Stan zawieszenia

Wszystko wskazuje na to, że zbliżające się wakacje będą dla rynku komputerowego wyjątkowo gorące. Stan przygotowania do istotnych zmian, jakie pociągnąć za sobą może VAT i zamiana podatku granicznego na podwyższone stawki celne jest dziś minimalny.

Wszystko wskazuje na to, że zbliżające się wakacje będą dla rynku komputerowego wyjątkowo gorące. Stan przygotowania do istotnych zmian, jakie pociągnąć za sobą może VAT i zamiana podatku granicznego na podwyższone stawki celne jest dziś minimalny.

Podczas Walnego Zgromadzenia PII i T jej członkowie usiłowali edukować się wzajemnie. Próba przewidzenia skutków VAT dla firm komputerowych i telekomunikacyjnych pokazała jednak, że znaków zapytania jest cała masa. Jedyne co pozostawało to konkluzja, że negatywne skutki finansowe (wzrost cen) dotkną również poważnych użytkowników ze sfery budżetowej. W nadziei więc na wspólny interes, postanowiono wystąpić o objęcie branży tzw. podatkiem zerowym. Osobiście wątpię w sukces tej inicjatywy. Dochody z VAT zostały już wkalkulowane w budżet i zapewne pierwsza próba rozmów z Ministerstwem Finansów, skończy się retorycznym pytaniem: jak środowisko firm komputerowych wyobraża sobie pokrycie tej straty Występując z takim wnioskiem trzeba być dobrze przygotowanym. Niestety, nie ma na to ani wiedzy, ani środków.

Szczególnie niepokojący jest ów brak wiedzy. Wojciech Gryciuk, autor cyklu "Na tropach list referencyjnych" musiał niekiedy dokonywać czynów na miarę Sherlocka Holmes'a , chcąc zdobyć informacje na temat stanu zaawansowania najpoważniejszych projektów informatycznych w kraju. Widziane z pozycji bezpośrednich użytkowników pozostawiają one wiele do życzenia. Nic więc dziwnego, że otaczane są nimbem tajemnicy zarówno przez głównych zleceniodawców, jak i zleceniobiorców. Na marginesie przypominamy, że dotychczas resort finansów nie ustosunkował się do oceny projektu Poltax, a zwłaszcza sposobów jego prowadzenia, jaką już kilka już miesięcy temu na naszych łamach dał odchodzący dyr. dep. informatyki tego resortu - Andrzej Jankowski.

Swoista chęć do utrzymywania powstałej w latach 80. tych aury szarego rynku komputerowego ma na szczęście coraz mniej zwolenników.

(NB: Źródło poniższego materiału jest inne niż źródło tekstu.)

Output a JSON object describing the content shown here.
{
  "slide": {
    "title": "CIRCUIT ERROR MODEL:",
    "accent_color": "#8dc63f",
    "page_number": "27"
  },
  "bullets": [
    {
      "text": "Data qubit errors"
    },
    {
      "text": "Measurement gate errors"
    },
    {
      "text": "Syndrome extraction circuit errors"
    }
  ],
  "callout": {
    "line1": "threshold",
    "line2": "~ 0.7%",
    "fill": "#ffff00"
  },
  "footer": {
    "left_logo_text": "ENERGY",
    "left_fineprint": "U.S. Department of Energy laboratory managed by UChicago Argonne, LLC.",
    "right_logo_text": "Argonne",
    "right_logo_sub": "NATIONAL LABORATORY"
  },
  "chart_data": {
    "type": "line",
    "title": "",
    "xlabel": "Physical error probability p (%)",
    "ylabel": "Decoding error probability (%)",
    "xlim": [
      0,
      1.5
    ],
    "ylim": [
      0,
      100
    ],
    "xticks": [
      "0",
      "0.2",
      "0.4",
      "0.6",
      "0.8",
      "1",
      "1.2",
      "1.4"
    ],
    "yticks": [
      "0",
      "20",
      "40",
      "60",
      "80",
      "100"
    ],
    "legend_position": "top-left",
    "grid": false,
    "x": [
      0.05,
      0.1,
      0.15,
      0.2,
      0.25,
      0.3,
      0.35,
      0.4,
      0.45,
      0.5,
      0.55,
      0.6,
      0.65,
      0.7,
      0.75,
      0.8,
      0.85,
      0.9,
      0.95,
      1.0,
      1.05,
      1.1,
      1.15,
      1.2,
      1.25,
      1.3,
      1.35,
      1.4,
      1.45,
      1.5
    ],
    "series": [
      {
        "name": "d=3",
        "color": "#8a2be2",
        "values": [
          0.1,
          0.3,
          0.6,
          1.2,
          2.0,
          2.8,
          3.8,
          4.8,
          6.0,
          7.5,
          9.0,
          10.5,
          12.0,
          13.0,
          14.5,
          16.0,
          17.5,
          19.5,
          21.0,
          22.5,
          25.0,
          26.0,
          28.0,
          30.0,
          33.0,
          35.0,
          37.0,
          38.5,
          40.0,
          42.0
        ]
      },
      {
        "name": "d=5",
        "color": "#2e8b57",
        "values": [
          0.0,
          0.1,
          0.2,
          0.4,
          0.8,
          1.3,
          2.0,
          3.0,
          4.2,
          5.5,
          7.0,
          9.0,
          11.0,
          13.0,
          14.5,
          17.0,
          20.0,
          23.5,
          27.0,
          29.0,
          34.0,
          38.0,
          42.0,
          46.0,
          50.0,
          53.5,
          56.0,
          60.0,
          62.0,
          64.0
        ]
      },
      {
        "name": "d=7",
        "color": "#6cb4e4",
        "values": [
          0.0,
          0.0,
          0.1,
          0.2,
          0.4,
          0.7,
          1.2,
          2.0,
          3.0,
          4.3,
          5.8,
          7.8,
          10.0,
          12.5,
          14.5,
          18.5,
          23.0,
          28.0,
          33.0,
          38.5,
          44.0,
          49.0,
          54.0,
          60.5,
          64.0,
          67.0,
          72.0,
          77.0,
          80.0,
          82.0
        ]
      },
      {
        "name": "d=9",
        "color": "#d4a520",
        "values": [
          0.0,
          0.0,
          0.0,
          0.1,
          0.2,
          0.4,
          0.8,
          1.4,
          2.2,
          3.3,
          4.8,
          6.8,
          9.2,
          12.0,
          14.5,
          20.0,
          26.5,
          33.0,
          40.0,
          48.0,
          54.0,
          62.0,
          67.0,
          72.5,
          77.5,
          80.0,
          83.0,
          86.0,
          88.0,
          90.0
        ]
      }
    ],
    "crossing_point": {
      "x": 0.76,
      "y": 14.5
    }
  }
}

W następnym numerze zamieścimy w formie specjalnej wkładki pierwszą próbę rankingu firm komputerowych. Mamy nadzieję, że za rok, może dwa o tej samej porze będziemy już mogli zaprezentować podczas "EuroInfo" własną bazę danych, na tyle wszechstronną i znaczącą, aby nasze środowisko nie stawało bezradne wobec pytań: jaki kapitał reprezentuje, jakie podatki odprowadza do budżetu i jakie skutki finansowe spowodować mogą podejmowane wobec tej branży, pochopne niekiedy decyzje?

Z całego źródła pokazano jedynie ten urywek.